The trial programme, which consists of three controlled, double masked studies, is investigating the use of the new drug, LX211, in different forms of active uveitis and to maintain control in patients with quiescent disease.

Lux, which specializes in the field of ophthalmic diseases, is conducting each of the three protocols in parallel with approximately 45 sites participating in the trials in North America, Europe and India.

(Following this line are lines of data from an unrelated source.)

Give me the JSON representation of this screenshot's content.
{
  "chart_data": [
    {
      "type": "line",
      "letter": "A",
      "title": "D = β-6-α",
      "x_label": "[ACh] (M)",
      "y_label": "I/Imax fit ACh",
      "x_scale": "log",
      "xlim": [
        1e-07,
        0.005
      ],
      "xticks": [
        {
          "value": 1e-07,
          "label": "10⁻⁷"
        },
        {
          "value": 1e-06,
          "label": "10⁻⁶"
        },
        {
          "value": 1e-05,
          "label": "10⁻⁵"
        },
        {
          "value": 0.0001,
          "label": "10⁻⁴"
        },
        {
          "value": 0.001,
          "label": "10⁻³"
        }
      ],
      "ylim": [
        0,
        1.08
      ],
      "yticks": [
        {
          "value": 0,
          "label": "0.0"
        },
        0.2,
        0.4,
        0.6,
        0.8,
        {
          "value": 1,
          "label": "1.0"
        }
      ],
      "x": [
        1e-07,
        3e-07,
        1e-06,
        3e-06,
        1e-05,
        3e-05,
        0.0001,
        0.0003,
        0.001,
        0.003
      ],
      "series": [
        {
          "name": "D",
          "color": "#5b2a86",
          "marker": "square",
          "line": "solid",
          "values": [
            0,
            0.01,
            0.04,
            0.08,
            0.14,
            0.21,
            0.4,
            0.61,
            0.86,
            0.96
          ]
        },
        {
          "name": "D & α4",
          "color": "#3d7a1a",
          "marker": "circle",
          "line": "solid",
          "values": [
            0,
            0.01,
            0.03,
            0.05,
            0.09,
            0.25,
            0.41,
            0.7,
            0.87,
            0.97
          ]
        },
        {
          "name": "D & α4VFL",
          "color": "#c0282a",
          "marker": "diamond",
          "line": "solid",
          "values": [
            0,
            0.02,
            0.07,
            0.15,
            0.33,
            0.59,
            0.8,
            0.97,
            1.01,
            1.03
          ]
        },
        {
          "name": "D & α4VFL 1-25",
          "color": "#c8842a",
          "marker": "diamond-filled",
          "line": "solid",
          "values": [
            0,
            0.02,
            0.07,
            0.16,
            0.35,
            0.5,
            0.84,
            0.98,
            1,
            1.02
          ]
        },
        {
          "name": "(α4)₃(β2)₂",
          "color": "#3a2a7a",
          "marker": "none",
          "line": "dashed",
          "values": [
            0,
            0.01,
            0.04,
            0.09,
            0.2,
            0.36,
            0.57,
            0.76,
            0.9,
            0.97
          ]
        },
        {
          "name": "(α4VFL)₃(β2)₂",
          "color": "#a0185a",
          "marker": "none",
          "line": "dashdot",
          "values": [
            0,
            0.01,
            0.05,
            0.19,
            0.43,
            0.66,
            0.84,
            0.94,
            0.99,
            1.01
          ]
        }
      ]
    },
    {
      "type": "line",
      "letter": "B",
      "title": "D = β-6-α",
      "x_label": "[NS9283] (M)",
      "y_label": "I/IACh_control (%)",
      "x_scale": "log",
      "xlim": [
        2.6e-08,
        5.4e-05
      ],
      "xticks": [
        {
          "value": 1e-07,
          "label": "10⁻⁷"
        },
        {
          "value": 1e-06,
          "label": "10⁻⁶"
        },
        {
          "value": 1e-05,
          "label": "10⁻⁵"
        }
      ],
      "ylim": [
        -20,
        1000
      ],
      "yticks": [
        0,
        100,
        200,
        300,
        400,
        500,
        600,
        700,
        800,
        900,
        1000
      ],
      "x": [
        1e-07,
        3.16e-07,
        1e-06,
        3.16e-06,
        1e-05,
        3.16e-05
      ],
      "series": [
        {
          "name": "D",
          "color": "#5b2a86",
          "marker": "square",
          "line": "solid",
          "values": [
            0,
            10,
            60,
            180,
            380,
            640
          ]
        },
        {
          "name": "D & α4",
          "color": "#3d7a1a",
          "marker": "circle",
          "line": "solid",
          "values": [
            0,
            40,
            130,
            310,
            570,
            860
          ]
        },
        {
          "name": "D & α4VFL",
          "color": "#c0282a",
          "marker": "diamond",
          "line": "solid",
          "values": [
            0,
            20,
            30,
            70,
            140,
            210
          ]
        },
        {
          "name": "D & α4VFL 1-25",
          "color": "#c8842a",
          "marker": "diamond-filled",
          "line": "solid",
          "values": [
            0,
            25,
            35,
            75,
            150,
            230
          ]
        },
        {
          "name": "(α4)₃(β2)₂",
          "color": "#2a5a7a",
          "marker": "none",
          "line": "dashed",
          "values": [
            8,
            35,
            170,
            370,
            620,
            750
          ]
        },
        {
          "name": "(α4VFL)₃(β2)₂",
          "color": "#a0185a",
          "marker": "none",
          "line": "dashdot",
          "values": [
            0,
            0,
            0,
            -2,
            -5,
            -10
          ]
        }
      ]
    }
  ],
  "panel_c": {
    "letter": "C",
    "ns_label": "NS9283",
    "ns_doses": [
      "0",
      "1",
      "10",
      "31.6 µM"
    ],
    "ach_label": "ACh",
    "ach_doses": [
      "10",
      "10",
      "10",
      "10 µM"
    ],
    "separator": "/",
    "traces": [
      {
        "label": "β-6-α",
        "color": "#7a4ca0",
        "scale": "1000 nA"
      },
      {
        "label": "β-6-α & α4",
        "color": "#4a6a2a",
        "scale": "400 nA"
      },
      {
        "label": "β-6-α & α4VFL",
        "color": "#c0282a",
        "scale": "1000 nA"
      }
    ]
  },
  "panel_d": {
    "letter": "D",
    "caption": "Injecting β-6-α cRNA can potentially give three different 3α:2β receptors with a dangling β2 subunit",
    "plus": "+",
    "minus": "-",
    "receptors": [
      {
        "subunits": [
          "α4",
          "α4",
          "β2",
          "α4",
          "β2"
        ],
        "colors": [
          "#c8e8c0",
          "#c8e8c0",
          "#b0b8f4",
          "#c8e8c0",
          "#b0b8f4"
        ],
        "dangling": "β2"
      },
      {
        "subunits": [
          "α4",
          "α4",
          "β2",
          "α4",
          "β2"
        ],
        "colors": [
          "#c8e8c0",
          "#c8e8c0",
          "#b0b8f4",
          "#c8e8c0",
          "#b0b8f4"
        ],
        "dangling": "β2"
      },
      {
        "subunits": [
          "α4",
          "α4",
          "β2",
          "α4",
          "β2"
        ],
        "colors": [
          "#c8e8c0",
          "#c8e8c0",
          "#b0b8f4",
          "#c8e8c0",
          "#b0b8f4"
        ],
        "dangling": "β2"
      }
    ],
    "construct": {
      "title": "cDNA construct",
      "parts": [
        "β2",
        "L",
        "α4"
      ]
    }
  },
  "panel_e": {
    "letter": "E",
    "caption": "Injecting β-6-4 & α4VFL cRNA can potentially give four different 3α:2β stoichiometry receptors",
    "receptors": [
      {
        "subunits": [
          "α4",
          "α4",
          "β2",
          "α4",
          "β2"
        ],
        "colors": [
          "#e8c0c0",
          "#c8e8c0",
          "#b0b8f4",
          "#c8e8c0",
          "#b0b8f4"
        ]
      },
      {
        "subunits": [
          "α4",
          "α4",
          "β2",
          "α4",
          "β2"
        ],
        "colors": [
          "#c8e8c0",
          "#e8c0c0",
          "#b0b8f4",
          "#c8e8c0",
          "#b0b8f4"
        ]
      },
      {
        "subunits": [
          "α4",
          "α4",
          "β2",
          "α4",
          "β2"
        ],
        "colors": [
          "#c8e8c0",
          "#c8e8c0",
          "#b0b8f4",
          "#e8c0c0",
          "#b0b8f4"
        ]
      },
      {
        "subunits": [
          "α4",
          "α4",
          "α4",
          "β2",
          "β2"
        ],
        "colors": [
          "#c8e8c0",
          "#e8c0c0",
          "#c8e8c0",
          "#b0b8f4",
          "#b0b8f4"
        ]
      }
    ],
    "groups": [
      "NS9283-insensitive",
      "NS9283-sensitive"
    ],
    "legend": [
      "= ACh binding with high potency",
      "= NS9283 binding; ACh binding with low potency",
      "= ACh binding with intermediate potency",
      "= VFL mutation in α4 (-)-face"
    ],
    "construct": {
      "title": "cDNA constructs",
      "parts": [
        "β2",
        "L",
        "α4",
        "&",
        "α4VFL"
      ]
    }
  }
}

In addition, the firm expects to enrol more than 500 patients in total.

"Our development programme for LX211 continues according to plan, and we hope to complete enrolment in this trial programme by early 2008 and, if successful, seek regulatory approval for LX211 in late 2008," said Ulrich Grau, Lux Biosciences' CEO.

In addition to uveitis, Lux said it plans to develop the drug in other ophthalmic indications, including dry eye syndrome and age-related macular degeneration.

Uveitis is an under-diagnosed and under-recognised medical condition that causes vision impairment, ocular pain, and loss of vision. Experts estimate that 10 per cent of new US cases of blindness result from this disease.

Around 300,000 people suffer from uveitis in the US alone, and the only therapeutic class approved by the FDA for treatment of uveitis is corticosteroids, which are burdened with multiple side effects. Experts estimate that 10 per cent of new US cases of blindness result from this disease.

Last week, Amarin has announced the completion of two Phase III trials with Huntington's Disease (HD) treatment Miraxion.

The US trial was run by the Huntington's Study Group (HSG) and the European trial by Icon, in collaboration with European HD Network (EHDN).

In support of the European trial, Icon provided a range of development services including clinical research management, data management, statistics and CRF design services.

The trial was conducted in 33 sites in Europe and 240 patients with HD were enrolled in the trial over a 6-month period.

Meanwhile, Bentley has announced it has received approval from the Indian regulator to proceed with a Phase II clinical trial of its intranasal insulin product Nasulin.

Clinigene, a CRO owned by Biocon, will be in charge of managing the trials. Biocon is Bentley's licensing partner for the development and marketing of Nasulin in India and several other territories.

This 12 week study will start in March and is expected to be completed before the end of the year.

"Phase II clinical studies for this product will consist of 80 patients and will be conducted in six centers in India under the direction of top clinical investigators," said Dr. Arvind Atignal, Clinigene's chief operating officer.

In other clinical news this week, US firm Quintiles has announced it is expanding its capacity in the US.

The CRO has leased an extra 15,000 sq. ft. of offices at Imperial Centre business park, adding to the 200,000 sq. ft. it already leases at the site located in Durham, North Carolina.

Last week, the firm also opened its new data-processing center in Eastern North Carolina where it plans to create up to 60 jobs over the next three years.